Skin samples showed a decrease in skin cells expressing a protein called trimethylated H3K27 (H3K27Me3), which was related to exposure to the drug. A decrease in H3K27Me3 shows that E7438 is biologically active and is inhibiting EZH2, since higher levels of EZH2 promote higher levels of H3K27Me3.

The researchers found that E7438 was well tolerated by most patients at all the dose levels up to 1600 mg twice a day. The most common mild side-effects that were considered to be related to treatment with E7438 were weakness, decreased appetite and nausea. The only severe side-effect considered to be related to the treatment was low platelet levels in one patient.

“The maximum tolerated dose was not reached because there was little toxicity observed,” Dr Ribrag will say. “Since we saw that the drug was active at doses lower than the maximum dose of 1600 mg twice a day, the dose used for the phase II trials planned for 2015 may be lower.”

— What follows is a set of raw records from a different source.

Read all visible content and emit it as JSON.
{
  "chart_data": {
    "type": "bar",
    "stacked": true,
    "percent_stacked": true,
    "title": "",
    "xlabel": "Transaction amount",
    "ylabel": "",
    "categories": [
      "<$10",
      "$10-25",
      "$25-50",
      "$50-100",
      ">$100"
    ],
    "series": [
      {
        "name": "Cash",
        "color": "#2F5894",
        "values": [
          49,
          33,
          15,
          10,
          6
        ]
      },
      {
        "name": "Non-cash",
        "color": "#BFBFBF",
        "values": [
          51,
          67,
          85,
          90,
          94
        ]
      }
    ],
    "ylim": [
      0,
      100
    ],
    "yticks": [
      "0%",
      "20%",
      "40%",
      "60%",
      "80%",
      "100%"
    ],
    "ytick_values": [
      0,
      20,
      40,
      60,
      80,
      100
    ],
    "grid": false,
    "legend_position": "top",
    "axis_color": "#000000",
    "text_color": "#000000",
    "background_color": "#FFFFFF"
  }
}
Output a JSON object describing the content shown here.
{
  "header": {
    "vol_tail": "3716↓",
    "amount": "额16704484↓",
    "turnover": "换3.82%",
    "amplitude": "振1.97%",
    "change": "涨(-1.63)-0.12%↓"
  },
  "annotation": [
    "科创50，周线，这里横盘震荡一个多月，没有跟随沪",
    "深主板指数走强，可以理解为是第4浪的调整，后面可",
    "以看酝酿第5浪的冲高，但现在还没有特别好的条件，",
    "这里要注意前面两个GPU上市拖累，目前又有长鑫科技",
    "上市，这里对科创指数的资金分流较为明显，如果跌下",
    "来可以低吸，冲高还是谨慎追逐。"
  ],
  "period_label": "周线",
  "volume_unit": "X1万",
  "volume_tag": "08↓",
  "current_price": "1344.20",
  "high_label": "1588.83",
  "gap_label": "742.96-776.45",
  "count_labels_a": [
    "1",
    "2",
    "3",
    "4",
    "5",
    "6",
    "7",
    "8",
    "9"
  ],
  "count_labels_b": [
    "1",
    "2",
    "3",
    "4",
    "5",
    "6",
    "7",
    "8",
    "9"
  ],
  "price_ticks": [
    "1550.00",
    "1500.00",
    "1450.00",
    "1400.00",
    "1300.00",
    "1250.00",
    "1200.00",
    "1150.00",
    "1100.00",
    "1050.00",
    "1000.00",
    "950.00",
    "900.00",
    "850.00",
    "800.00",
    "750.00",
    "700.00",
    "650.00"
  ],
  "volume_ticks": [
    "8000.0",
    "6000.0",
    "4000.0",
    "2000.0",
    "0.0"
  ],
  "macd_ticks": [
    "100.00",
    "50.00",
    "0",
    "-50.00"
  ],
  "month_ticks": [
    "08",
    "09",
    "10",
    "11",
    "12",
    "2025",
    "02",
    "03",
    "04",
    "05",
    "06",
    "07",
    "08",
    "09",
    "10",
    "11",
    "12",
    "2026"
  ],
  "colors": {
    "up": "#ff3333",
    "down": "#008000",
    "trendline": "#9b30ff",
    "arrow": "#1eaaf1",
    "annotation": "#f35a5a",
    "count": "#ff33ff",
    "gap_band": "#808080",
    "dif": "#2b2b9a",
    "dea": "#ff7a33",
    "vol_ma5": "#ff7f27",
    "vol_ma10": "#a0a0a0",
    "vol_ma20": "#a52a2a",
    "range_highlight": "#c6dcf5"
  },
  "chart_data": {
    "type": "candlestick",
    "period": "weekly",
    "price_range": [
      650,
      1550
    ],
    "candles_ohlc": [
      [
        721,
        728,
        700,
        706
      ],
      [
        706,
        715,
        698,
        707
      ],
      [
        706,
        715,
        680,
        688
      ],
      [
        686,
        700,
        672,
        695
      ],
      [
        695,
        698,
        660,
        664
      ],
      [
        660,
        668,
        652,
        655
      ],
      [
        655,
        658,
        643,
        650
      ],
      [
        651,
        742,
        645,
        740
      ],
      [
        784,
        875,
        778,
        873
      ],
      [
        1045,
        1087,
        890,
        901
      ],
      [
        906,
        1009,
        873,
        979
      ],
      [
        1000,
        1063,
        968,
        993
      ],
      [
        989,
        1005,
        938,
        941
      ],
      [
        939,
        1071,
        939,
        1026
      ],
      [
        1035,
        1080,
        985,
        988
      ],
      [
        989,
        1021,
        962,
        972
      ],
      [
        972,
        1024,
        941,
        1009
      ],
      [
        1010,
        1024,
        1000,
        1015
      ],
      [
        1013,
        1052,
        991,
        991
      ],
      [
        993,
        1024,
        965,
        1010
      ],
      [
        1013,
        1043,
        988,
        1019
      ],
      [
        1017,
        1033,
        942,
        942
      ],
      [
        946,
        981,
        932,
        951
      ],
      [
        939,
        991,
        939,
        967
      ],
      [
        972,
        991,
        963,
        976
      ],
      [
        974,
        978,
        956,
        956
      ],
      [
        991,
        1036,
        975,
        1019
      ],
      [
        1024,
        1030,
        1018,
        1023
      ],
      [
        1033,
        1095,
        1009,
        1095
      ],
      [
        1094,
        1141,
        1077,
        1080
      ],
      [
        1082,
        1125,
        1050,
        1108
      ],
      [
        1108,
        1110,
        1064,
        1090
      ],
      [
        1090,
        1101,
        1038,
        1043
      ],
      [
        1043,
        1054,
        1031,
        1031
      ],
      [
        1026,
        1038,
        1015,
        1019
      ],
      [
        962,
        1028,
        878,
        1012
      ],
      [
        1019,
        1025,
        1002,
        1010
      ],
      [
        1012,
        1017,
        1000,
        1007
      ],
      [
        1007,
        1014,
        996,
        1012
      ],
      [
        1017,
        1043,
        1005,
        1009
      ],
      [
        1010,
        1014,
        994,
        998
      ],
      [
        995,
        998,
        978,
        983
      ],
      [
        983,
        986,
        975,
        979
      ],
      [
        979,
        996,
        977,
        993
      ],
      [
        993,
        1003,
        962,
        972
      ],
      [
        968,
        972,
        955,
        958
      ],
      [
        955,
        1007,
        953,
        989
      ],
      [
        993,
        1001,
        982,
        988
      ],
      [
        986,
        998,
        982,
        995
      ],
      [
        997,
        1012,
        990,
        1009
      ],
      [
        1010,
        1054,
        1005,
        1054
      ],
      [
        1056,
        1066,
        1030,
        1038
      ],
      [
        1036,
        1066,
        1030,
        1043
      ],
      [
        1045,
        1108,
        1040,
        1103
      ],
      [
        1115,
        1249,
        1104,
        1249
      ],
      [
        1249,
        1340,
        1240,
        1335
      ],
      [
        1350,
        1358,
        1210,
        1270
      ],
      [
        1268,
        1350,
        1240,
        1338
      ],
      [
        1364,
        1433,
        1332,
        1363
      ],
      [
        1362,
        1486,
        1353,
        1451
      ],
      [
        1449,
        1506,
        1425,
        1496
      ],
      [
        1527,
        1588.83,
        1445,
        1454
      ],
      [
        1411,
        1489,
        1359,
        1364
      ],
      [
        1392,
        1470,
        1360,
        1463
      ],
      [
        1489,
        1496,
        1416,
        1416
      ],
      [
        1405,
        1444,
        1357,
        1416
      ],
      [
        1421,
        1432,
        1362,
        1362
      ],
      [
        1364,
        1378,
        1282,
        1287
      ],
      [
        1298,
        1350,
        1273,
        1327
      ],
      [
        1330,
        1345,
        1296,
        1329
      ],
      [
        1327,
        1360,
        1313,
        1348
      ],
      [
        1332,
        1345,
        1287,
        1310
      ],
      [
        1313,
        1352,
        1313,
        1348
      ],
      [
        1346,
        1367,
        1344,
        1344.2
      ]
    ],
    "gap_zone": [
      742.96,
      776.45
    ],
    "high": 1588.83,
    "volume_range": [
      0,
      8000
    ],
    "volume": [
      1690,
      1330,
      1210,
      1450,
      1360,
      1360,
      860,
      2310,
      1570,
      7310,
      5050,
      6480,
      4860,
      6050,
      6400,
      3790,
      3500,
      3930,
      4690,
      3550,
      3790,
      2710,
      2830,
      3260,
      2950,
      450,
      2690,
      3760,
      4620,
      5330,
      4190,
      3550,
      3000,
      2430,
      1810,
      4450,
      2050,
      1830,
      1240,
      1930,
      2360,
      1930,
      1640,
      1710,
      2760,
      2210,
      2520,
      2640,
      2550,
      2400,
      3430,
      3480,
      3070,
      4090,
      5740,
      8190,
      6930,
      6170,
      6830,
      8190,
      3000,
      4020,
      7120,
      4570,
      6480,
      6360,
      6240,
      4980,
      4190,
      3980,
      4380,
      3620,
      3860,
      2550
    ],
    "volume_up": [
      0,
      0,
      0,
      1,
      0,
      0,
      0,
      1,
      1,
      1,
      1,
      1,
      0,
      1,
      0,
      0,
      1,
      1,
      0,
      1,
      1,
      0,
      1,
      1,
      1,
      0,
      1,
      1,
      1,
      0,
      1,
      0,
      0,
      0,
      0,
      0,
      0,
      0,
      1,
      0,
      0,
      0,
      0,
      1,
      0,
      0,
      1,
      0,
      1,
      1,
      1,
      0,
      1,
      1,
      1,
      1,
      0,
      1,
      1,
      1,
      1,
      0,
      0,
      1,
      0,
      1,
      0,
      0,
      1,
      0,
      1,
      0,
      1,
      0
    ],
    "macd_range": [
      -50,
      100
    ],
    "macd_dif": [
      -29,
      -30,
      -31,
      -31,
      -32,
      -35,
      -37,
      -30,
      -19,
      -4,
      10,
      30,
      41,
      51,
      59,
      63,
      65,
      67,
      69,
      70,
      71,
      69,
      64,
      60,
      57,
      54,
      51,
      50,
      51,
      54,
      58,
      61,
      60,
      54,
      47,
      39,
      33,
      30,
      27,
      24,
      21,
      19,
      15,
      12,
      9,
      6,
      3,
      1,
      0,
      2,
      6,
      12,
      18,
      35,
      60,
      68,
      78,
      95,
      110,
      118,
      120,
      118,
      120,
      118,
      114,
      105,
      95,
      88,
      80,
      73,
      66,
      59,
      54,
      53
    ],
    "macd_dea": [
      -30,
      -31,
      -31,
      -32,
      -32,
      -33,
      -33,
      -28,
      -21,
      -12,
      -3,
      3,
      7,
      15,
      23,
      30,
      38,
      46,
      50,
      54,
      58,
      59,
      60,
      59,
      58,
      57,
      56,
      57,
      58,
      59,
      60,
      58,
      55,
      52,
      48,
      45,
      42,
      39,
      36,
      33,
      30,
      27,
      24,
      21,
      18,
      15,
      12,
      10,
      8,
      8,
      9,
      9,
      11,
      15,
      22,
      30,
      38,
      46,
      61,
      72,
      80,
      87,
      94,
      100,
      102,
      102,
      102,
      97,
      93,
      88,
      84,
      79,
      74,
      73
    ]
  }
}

Dr Kapil Dhingra, managing member of KAPital Consulting, LLC, USA, who is a member of the EORTC-NCI-AACR Symposium scientific committee, commented: “Epigenetic targets represent an important and relatively new focus for novel cancer therapeutics. Demonstration of efficacy in relapsed, refractory patients with lymphoma and a rare form of sarcoma constitutes an important clinical validation of EZH2 as a target. E7438 may, if its efficacy and safety is confirmed in larger cohorts of patients, provide a new personalised medical therapy for these patients.”

Non-Hodgkin lymphoma is the tenth most common cancer in the world, with an overall, five-year survival rate of 69%. There are multiple sub-types. The patients in this study had B-cell Non-Hodgkin lymphomas, including follicular lymphomas, diffuse large B cell lymphomas and marginal zone lymphoma.


[1] EORTC [European Organisation for Research and Treatment of Cancer, NCI [National Cancer Institute], AACR [American Association for Cancer Research].